Swagger规格中表示时间(无日期)的最佳方法 [英] Best way to denote time (without date) in Swagger spec
问题描述
在摇摇欲坠的规范中表示时间字段的最佳方法是什么,最接近的类型表示它类似于date-time
,但这使标准反序列化程序期望日期字段与时间一起传递...是否存在是一种标准的或最佳的做法,以一种能与杰克逊反序列器很好地配合使用的标准来表示时间?
What is the best way to represent a time field in a swagger specification, the closest type to denote it looks like date-time
but this makes standard deserialisers to expect date field to be passed along with the time... Is there a standard or best practice to just denote time in a swagger spec that works well with the Jackson deserialisers?

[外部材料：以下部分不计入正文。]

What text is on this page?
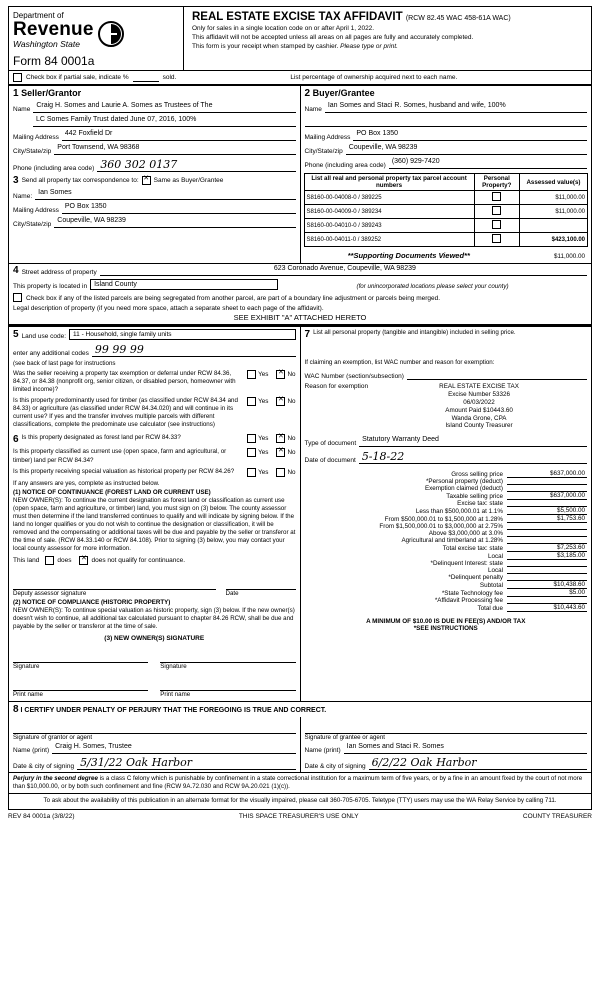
Department of
Revenue
Washington State
Form 84 0001a
REAL ESTATE EXCISE TAX AFFIDAVIT (RCW 82.45 WAC 458-61A WAC)
Only for sales in a single location code on or after April 1, 2022.
This affidavit will not be accepted unless all areas on all pages are fully and accurately completed.
This form is your receipt when stamped by cashier. Please type or print.
Check box if partial sale, indicate %
	sold.	List percentage of ownership acquired next to each name.
1 Seller/Grantor
Name
Craig H. Somes and Laurie A. Somes as Trustees of The
LC Somes Family Trust dated June 07, 2016, 100%
Mailing Address
442 Foxfield Dr
City/State/zip
Port Townsend, WA 98368
Phone (including area code) 360 302 0137
3 Send all property tax correspondence to: ✕ Same as Buyer/Grantee
Name:
Ian Somes
Mailing Address
PO Box 1350
City/State/zip
Coupeville, WA 98239
2 Buyer/Grantee
Name
Ian Somes and Staci R. Somes, husband and wife, 100%

Mailing Address
PO Box 1350
City/State/zip
Coupeville, WA 98239
Phone (including area code)
(360) 929-7420
List all real and personal property tax parcel account numbers	Personal Property?	Assessed value(s)
S8160-00-04008-0 / 389225		$11,000.00
S8160-00-04009-0 / 389234		$11,000.00
S8160-00-04010-0 / 389243		
S8160-00-04011-0 / 389252		$423,100.00
**Supporting Documents Viewed**	$11,000.00
4 Street address of property
623 Coronado Avenue, Coupeville, WA 98239
This property is located in	Island County	(for unincorporated locations please select your county)
Check box if any of the listed parcels are being segregated from another parcel, are part of a boundary line adjustment or parcels being merged.
Legal description of property (if you need more space, attach a separate sheet to each page of the affidavit).
SEE EXHIBIT "A" ATTACHED HERETO
5 Land use code:	11 - Household, single family units
enter any additional codes 99 99 99
(see back of last page for instructions
Was the seller receiving a property tax exemption or deferral under RCW 84.36, 84.37, or 84.38 (nonprofit org, senior citizen, or disabled person, homeowner with limited income)?
Yes ✕	No
Is this property predominantly used for timber (as classified under RCW 84.34 and 84.33) or agriculture (as classified under RCW 84.34.020) and will continue in its current use? If yes and the transfer involves multiple parcels with different classifications, complete the predominate use calculator (see instructions)
Yes ✕	No
6 Is this property designated as forest land per RCW 84.33?	Yes ✕	No
Is this property classified as current use (open space, farm and agricultural, or timber) land per RCW 84.34?
Yes ✕	No
Is this property receiving special valuation as historical property per RCW 84.26?	Yes	No
If any answers are yes, complete as instructed below.
(1) NOTICE OF CONTINUANCE (FOREST LAND OR CURRENT USE)
NEW OWNER(S): To continue the current designation as forest land or classification as current use (open space, farm and agriculture, or timber) land, you must sign on (3) below. The county assessor must then determine if the land transferred continues to qualify and will indicate by signing below. If the land no longer qualifies or you do not wish to continue the designation or classification, it will be removed and the compensating or additional taxes will be due and payable by the seller or transferor at the time of sale. (RCW 84.33.140 or RCW 84.108). Prior to signing (3) below, you may contact your local county assessor for more information.
This land	does ✕	does not qualify for continuance.
Deputy assessor signature	Date
(2) NOTICE OF COMPLIANCE (HISTORIC PROPERTY)
NEW OWNER(S): To continue special valuation as historic property, sign (3) below. If the new owner(s) doesn't wish to continue, all additional tax calculated pursuant to chapter 84.26 RCW, shall be due and payable by the seller or transferor at the time of sale.
(3) NEW OWNER(S) SIGNATURE
Signature	Signature
Print name	Print name
7 List all personal property (tangible and intangible) included in selling price.
If claiming an exemption, list WAC number and reason for exemption:
WAC Number (section/subsection)

Reason for exemption	REAL ESTATE EXCISE TAX
Excise Number 53326
06/03/2022
Amount Paid $10443.60
Wanda Grone, CPA
Island County Treasurer
Type of document
Statutory Warranty Deed
Date of document 5-18-22
Gross selling price	$637,000.00
*Personal property (deduct)
Exemption claimed (deduct)
Taxable selling price	$637,000.00
Excise tax: state
Less than $500,000.01 at 1.1%	$5,500.00
From $500,000.01 to $1,500,000 at 1.28%	$1,753.60
From $1,500,000.01 to $3,000,000 at 2.75%
Above $3,000,000 at 3.0%
Agricultural and timberland at 1.28%
Total excise tax: state	$7,253.60
Local	$3,185.00
*Delinquent Interest: state
Local
*Delinquent penalty
Subtotal	$10,438.60
*State Technology fee	$5.00
*Affidavit Processing fee
Total due	$10,443.60
A MINIMUM OF $10.00 IS DUE IN FEE(S) AND/OR TAX
*SEE INSTRUCTIONS
8 I CERTIFY UNDER PENALTY OF PERJURY THAT THE FOREGOING IS TRUE AND CORRECT.
Signature of grantor or agent
Name (print)
Craig H. Somes, Trustee
Date & city of signing 5/31/22 Oak Harbor
Signature of grantee or agent
Name (print)
Ian Somes and Staci R. Somes
Date & city of signing 6/2/22 Oak Harbor
Perjury in the second degree is a class C felony which is punishable by confinement in a state correctional institution for a maximum term of five years, or by a fine in an amount fixed by the court of not more than $10,000.00, or by both such confinement and fine (RCW 9A.72.030 and RCW 9A.20.021 (1)(c)).
To ask about the availability of this publication in an alternate format for the visually impaired, please call 360-705-6705. Teletype (TTY) users may use the WA Relay Service by calling 711.
REV 84 0001a (3/8/22)	THIS SPACE TREASURER'S USE ONLY	COUNTY TREASURER
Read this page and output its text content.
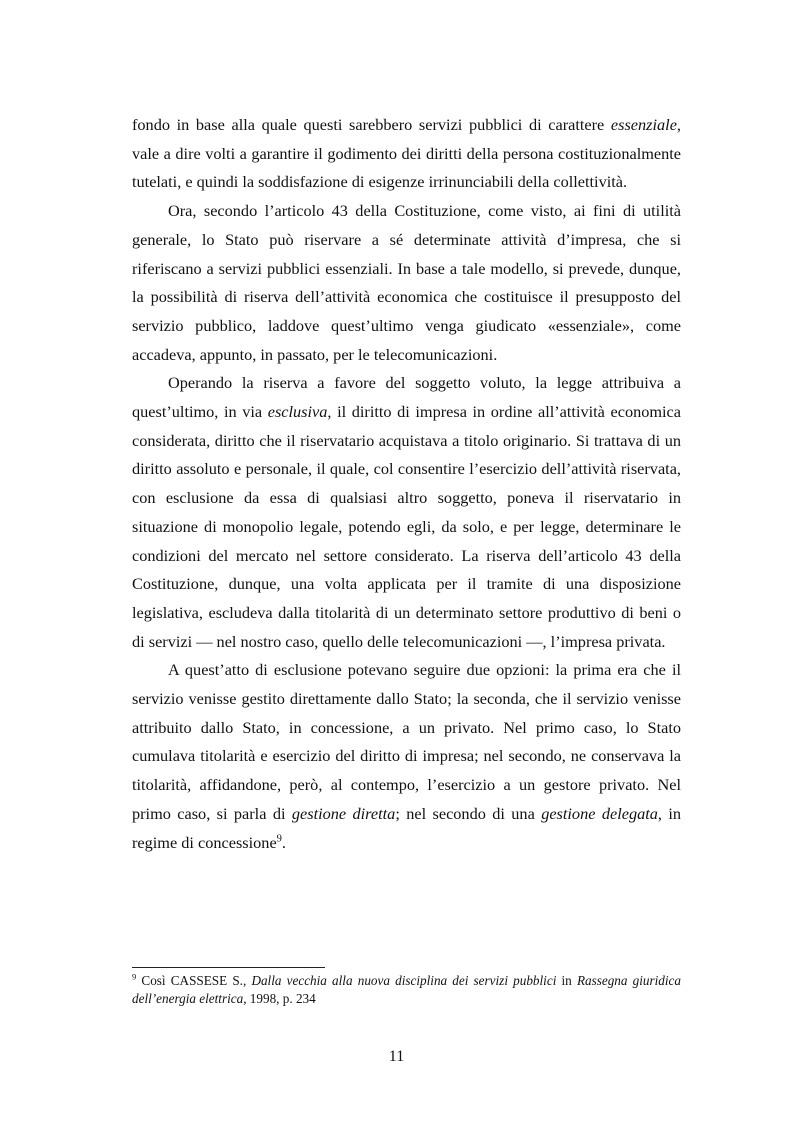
fondo in base alla quale questi sarebbero servizi pubblici di carattere essenziale, vale a dire volti a garantire il godimento dei diritti della persona costituzionalmente tutelati, e quindi la soddisfazione di esigenze irrinunciabili della collettività.

Ora, secondo l’articolo 43 della Costituzione, come visto, ai fini di utilità generale, lo Stato può riservare a sé determinate attività d’impresa, che si riferiscano a servizi pubblici essenziali. In base a tale modello, si prevede, dunque, la possibilità di riserva dell’attività economica che costituisce il presupposto del servizio pubblico, laddove quest’ultimo venga giudicato «essenziale», come accadeva, appunto, in passato, per le telecomunicazioni.

Operando la riserva a favore del soggetto voluto, la legge attribuiva a quest’ultimo, in via esclusiva, il diritto di impresa in ordine all’attività economica considerata, diritto che il riservatario acquistava a titolo originario. Si trattava di un diritto assoluto e personale, il quale, col consentire l’esercizio dell’attività riservata, con esclusione da essa di qualsiasi altro soggetto, poneva il riservatario in situazione di monopolio legale, potendo egli, da solo, e per legge, determinare le condizioni del mercato nel settore considerato. La riserva dell’articolo 43 della Costituzione, dunque, una volta applicata per il tramite di una disposizione legislativa, escludeva dalla titolarità di un determinato settore produttivo di beni o di servizi — nel nostro caso, quello delle telecomunicazioni —, l’impresa privata.

A quest’atto di esclusione potevano seguire due opzioni: la prima era che il servizio venisse gestito direttamente dallo Stato; la seconda, che il servizio venisse attribuito dallo Stato, in concessione, a un privato. Nel primo caso, lo Stato cumulava titolarità e esercizio del diritto di impresa; nel secondo, ne conservava la titolarità, affidandone, però, al contempo, l’esercizio a un gestore privato. Nel primo caso, si parla di gestione diretta; nel secondo di una gestione delegata, in regime di concessione$^9$.

$^9$ Così CASSESE S., Dalla vecchia alla nuova disciplina dei servizi pubblici in Rassegna giuridica dell’energia elettrica, 1998, p. 234

11
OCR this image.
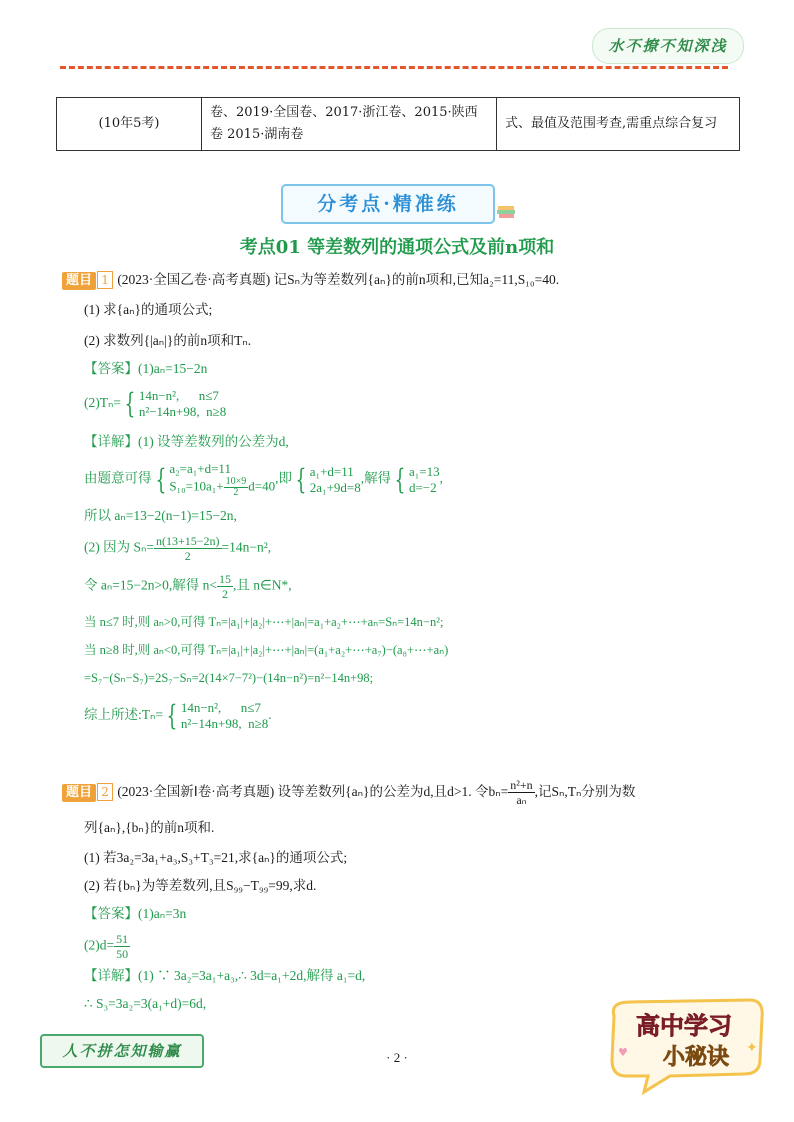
水不撩不知深浅
(10年5考)	卷、2019·全国卷、2017·浙江卷、2015·陕西卷 2015·湖南卷	式、最值及范围考查,需重点综合复习
分考点·精准练
考点01 等差数列的通项公式及前n项和
题目 1 (2023·全国乙卷·高考真题) 记Sₙ为等差数列{aₙ}的前n项和,已知a₂=11,S₁₀=40.
(1) 求{aₙ}的通项公式;
(2) 求数列{|aₙ|}的前n项和Tₙ.
【答案】(1)aₙ=15−2n
(2)Tₙ= { 14n−n²,      n≤7
n²−14n+98,  n≥8
【详解】(1) 设等差数列的公差为d,
由题意可得 { a₂=a₁+d=11
$S_{10}=10a_1+ \frac{10\times 9}{2} d=40$
,即 { a₁+d=11
2a₁+9d=8
,解得 { a₁=13
d=−2
,
所以 aₙ=13−2(n−1)=15−2n,
(2) 因为 $S_n= \frac{n(13+15-2n)}{2} =14n-n^2$,
令 aₙ=15−2n>0,解得 $n< \frac{15}{2}$ ,且 n∈N*,
当 n≤7 时,则 aₙ>0,可得 Tₙ=|a₁|+|a₂|+⋯+|aₙ|=a₁+a₂+⋯+aₙ=Sₙ=14n−n²;
当 n≥8 时,则 aₙ<0,可得 Tₙ=|a₁|+|a₂|+⋯+|aₙ|=(a₁+a₂+⋯+a₇)−(a₈+⋯+aₙ)
=S₇−(Sₙ−S₇)=2S₇−Sₙ=2(14×7−7²)−(14n−n²)=n²−14n+98;
综上所述:Tₙ= { 14n−n²,      n≤7
n²−14n+98,  n≥8
.
题目 2 (2023·全国新Ⅰ卷·高考真题) 设等差数列{aₙ}的公差为d,且d>1. 令$b_n= \frac{\text{n²+n}}{\text{aₙ}}$ ,记Sₙ,Tₙ分别为数
列{aₙ},{bₙ}的前n项和.
(1) 若3a₂=3a₁+a₃,S₃+T₃=21,求{aₙ}的通项公式;
(2) 若{bₙ}为等差数列,且S₉₉−T₉₉=99,求d.
【答案】(1)aₙ=3n
$(2)d= \frac{51}{50}$
【详解】(1) ∵ 3a₂=3a₁+a₃,∴ 3d=a₁+2d,解得 a₁=d,
∴ S₃=3a₂=3(a₁+d)=6d,
人不拼怎知输赢	· 2 ·
高中学习
小秘诀 ✦
♥
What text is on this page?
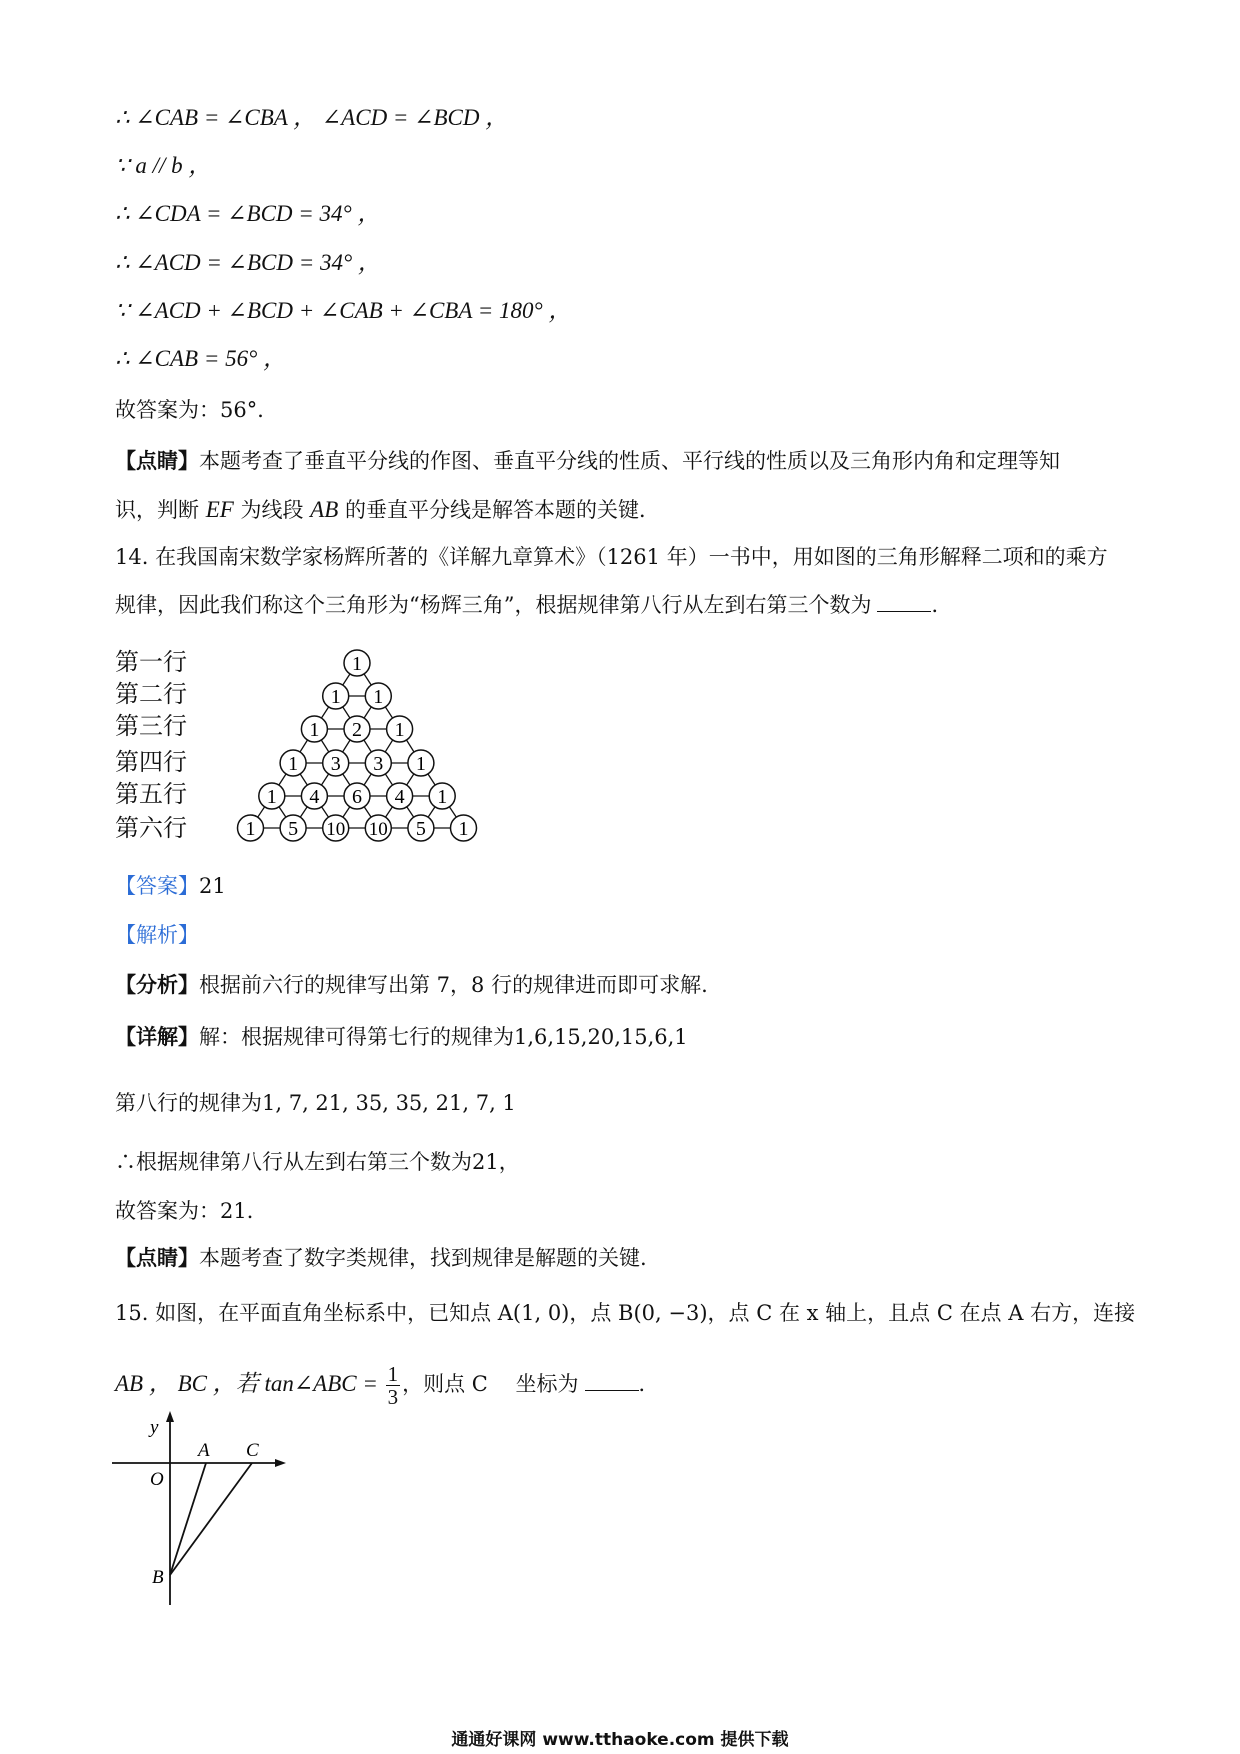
∴ ∠CAB = ∠CBA ， ∠ACD = ∠BCD ，
∵ a // b ，
∴ ∠CDA = ∠BCD = 34° ，
∴ ∠ACD = ∠BCD = 34° ，
∵ ∠ACD + ∠BCD + ∠CAB + ∠CBA = 180° ，
∴ ∠CAB = 56° ，
故答案为：56°．
【点睛】本题考查了垂直平分线的作图、垂直平分线的性质、平行线的性质以及三角形内角和定理等知
识，判断 EF 为线段 AB 的垂直平分线是解答本题的关键．
14. 在我国南宋数学家杨辉所著的《详解九章算术》（1261 年）一书中，用如图的三角形解释二项和的乘方
规律，因此我们称这个三角形为“杨辉三角”，根据规律第八行从左到右第三个数为	．
第一行
第二行
第三行
第四行
第五行
第六行
1
1 1
1 2 1
1 3 3 1
1 4 6 4 1
1 5 10 10 5 1
【答案】21
【解析】
【分析】根据前六行的规律写出第 7，8 行的规律进而即可求解.
【详解】解：根据规律可得第七行的规律为1,6,15,20,15,6,1
第八行的规律为1, 7, 21, 35, 35, 21, 7, 1
∴根据规律第八行从左到右第三个数为21，
故答案为：21．
【点睛】本题考查了数字类规律，找到规律是解题的关键.
15. 如图，在平面直角坐标系中，已知点 A(1, 0)，点 B(0, −3)，点 C 在 x 轴上，且点 C 在点 A 右方，连接
AB ， BC ，若 tan∠ABC = $\frac{1}{3}$ ，则点 C　 坐标为	．
y
O
A C
B
通通好课网 www.tthaoke.com 提供下载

以毫秒/秒为单位表示时间,并大摇大摆地使用类型string
是可以接受的方法吗?
Is denoting time in milliseconds/seconds and using type string
in swagger an acceptable approach?
推荐答案
根据您要表示的内容,这可能是一个好主意,也可能不是一个好主意.
Depending on what you're trying to represent, this may or may not be a good idea.
如果要表示特定的时间戳,那么包括日期可能会更安全.
If you want to represent a specific timestamp, then it's probably much safer to include the date.
如果日期真的不重要(例如,您想表明某个事件在每天的14:00发生),那么我不认为swagger具有内置格式.但是,打开了格式设置字段,并且设置了支持 ECMA 262正则表达式字符串模式.
If the date really isn't important (eg. you want to indicate that an event takes place at 14:00 every day), then I don't believe swagger has a built in format for that. However, the swagger format field is open and swagger has support for ECMA 262 regex string patterns.
这篇关于Swagger规格中表示时间(无日期)的最佳方法的文章就介绍到这了,希望我们推荐的答案对大家有所帮助,也希望大家多多支持IT屋!